At December 31, 2022 and 2021, the Company had $0 and $70.0 million, respectively, of outstanding borrowings under its revolving credit facility and delayed-draw term loan. At December 31, 2022, the maximum borrowing availability under the combined facilities was $350.0 million.
The Company estimates the fair value of its fixed rate debt by discounting the future cash flows of each instrument at estimated market rates. All of the Company's mortgage loans are fixed-rate. Rates take into consideration general market conditions, quality and estimated value of collateral and maturity of debt with similar credit terms and are classified within level 3 of the fair value hierarchy. The estimated fair value of the Company’s fixed rate debt as of December 31, 2022 and 2021 was $412.7 million and $443.4 million, respectively.
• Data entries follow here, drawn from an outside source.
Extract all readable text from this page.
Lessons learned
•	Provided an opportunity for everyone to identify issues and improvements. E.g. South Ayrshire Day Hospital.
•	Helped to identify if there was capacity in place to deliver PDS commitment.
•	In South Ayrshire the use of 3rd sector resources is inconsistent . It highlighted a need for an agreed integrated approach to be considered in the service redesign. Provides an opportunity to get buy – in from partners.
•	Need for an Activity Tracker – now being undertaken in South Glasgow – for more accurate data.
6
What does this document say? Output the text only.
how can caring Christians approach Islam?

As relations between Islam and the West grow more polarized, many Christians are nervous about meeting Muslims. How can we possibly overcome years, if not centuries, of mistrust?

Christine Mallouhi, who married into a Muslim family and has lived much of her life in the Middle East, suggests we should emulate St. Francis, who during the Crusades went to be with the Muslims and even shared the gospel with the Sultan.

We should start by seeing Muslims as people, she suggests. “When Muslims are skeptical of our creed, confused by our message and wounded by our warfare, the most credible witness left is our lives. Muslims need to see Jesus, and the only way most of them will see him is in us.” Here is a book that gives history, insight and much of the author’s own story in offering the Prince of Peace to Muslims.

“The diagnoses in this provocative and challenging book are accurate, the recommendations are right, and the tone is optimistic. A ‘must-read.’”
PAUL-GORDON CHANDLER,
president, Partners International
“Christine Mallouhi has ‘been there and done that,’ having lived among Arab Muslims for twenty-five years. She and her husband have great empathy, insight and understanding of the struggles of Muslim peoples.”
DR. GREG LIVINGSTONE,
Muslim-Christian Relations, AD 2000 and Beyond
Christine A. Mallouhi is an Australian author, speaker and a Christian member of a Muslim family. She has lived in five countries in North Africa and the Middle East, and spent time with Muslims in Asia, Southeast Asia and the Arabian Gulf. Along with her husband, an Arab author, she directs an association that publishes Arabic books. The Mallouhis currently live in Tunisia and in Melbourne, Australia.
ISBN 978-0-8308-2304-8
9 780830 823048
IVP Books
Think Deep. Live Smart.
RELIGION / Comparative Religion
The Company estimates the fair value of its variable rate debt by taking into account general market conditions and the estimated credit terms it could obtain for debt with a similar maturity and that is classified within level 3 of the fair value hierarchy. As of December 31, 2022, the Company’s variable rate debt consists of its revolving credit facility, its delayed-draw term loan and its construction loan. The estimated fair value of the Company’s variable rate debt as of December 31, 2022 and 2021 was $39.3 million and $105.0 million, respectively.
The Company's mortgage debt agreements contain “cash trap” provisions that are triggered when the hotel’s operating results fall below a certain debt service coverage ratio or debt yield. When these provisions are triggered, all of the excess cash flow generated by the hotel is deposited directly into cash management accounts for the benefit of the lenders until a specified debt service coverage ratio or debt yield is reached. Such provisions do not allow the lender the right to accelerate repayment of the underlying debt. As of December 31, 2022, five of our mortgage debt lenders have enforced cash trap provisions resulting in $8.0 million of restricted cash. The Company does not expect that such cash traps will affect its ability to satisfy its short-term liquidity requirements.

Future scheduled principal payments of debt obligations as of December 31, 2022, for each of the next five calendar years and thereafter are as follows (in thousands):
 Amount
2023$117,962 
2024336,334 
202515,961 
2026— 
2027— 
Thereafter— 
Total debt before unamortized debt issue costs$470,257 
Unamortized mortgage debt issue costs(373)
Total debt outstanding$469,884 






Accounting for Derivative Instruments
The Company has entered into interest rate cap agreements to hedge against interest rate fluctuations related to the construction loan for the Home2 Woodland Hills hotel. The Company records its derivative instruments on the balance sheet at their estimated fair values. Changes in the fair value of the derivatives are recorded each period in current earnings or in other comprehensive income, depending on whether a derivative is designated as part of a hedging relationship and, if it is, depending on the type of hedging relationship. The Company's interest rate caps are not designated as a hedge but to eliminate the incremental cost to the Company if the one-month LIBOR were to exceed 3.5%. Accordingly, the interest rate caps are recorded on the balance sheet under prepaid expenses and other assets at the estimated fair value and realized and unrealized changes in the fair value are reported in the consolidated statements of operations. As of December 31, 2022, the fair value of the interest rate caps were $0.8 million.